Une indignation bouillonnait en elle et la faisait toute frémissante, poursuivie par la sensation irraisonnée qu’elle sortait amoindrie de chez Mme de Vricourt.
Fiévreusement, elle se mit à marcher tout droit devant elle, sans même réfléchir où elle allait, tant sa pensée était absorbée par le souvenir de l’entrevue qu’elle venait d’avoir.
— Oh ! jamais ! jamais, je ne recommencerai une pareille épreuve ! murmura-t-elle passionnément, les lèvres tremblantes, l’âme toute meurtrie. Oh ! non, jamais ! C’est trop terrible !
D’un geste inconscient d’angoisse, elle tordit ses doigts minces qui jouaient avec tant de talent les Préludes de Chopin. Puis, comme si ces mots eussent résumé toutes ses impressions, elle répéta encore :
— C’est terrible ! C’est terrible !…
Parce qu’il y avait en elle un impérieux besoin de bonheur, parce qu’elle était très vive dans ses sentiments, très aimante, le moindre froissement la faisait souffrir, et elle était trop jeune pour avoir appris déjà à supporter, à dédaigner, — à pardonner aussi !
Sans y prendre garde, elle descendait l’avenue du Bois. Au loin, devant elle, estompée par la brume, se profilait la silhouette fauve des arbres grêles ; et, les dominant, les écrasant de sa majestueuse stature, apparaissait la masse grise de l’Arc de Triomphe que, parfois, les nuages très bas semblaient effleurer.

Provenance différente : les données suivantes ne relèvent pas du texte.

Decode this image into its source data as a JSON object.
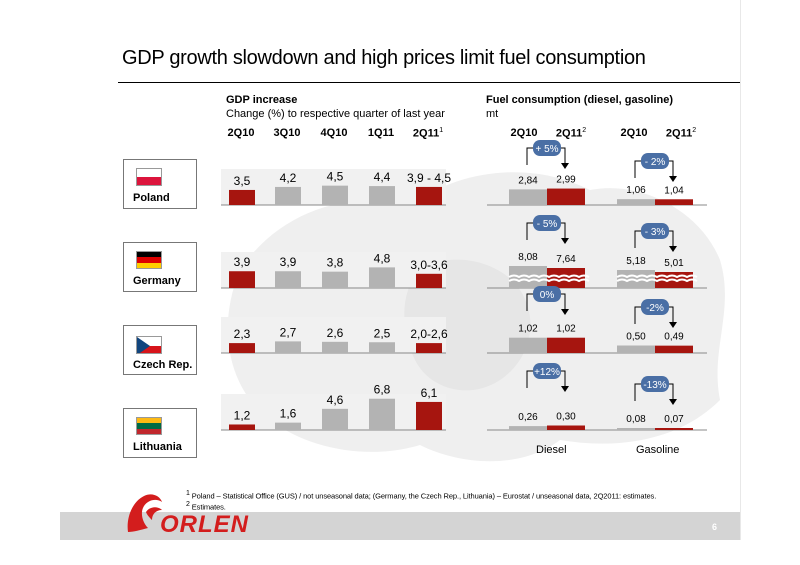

Dans l’avenue, des voitures plus nombreuses montaient vers le Bois, laissant entrevoir des visages féminins derrière la glace, dans la demi-ombre des coupés, frileusement enfouis dans des fourrures ; ou bien encore, de petites têtes d’enfants, perdus sous des chapeaux d’une invraisemblable grandeur.
A pied, autour de Suzy, les promeneurs passaient aussi. Certains se retournaient pour la regarder encore, tant elle était jolie, animée par l’agitation fiévreuse qui lui donnait un étrange éclat. Et puis si jeune !… protégée seulement par son air de distinction qui avait pris quelque chose de très fier, tandis qu’elle marchait distraite, sans rien voir…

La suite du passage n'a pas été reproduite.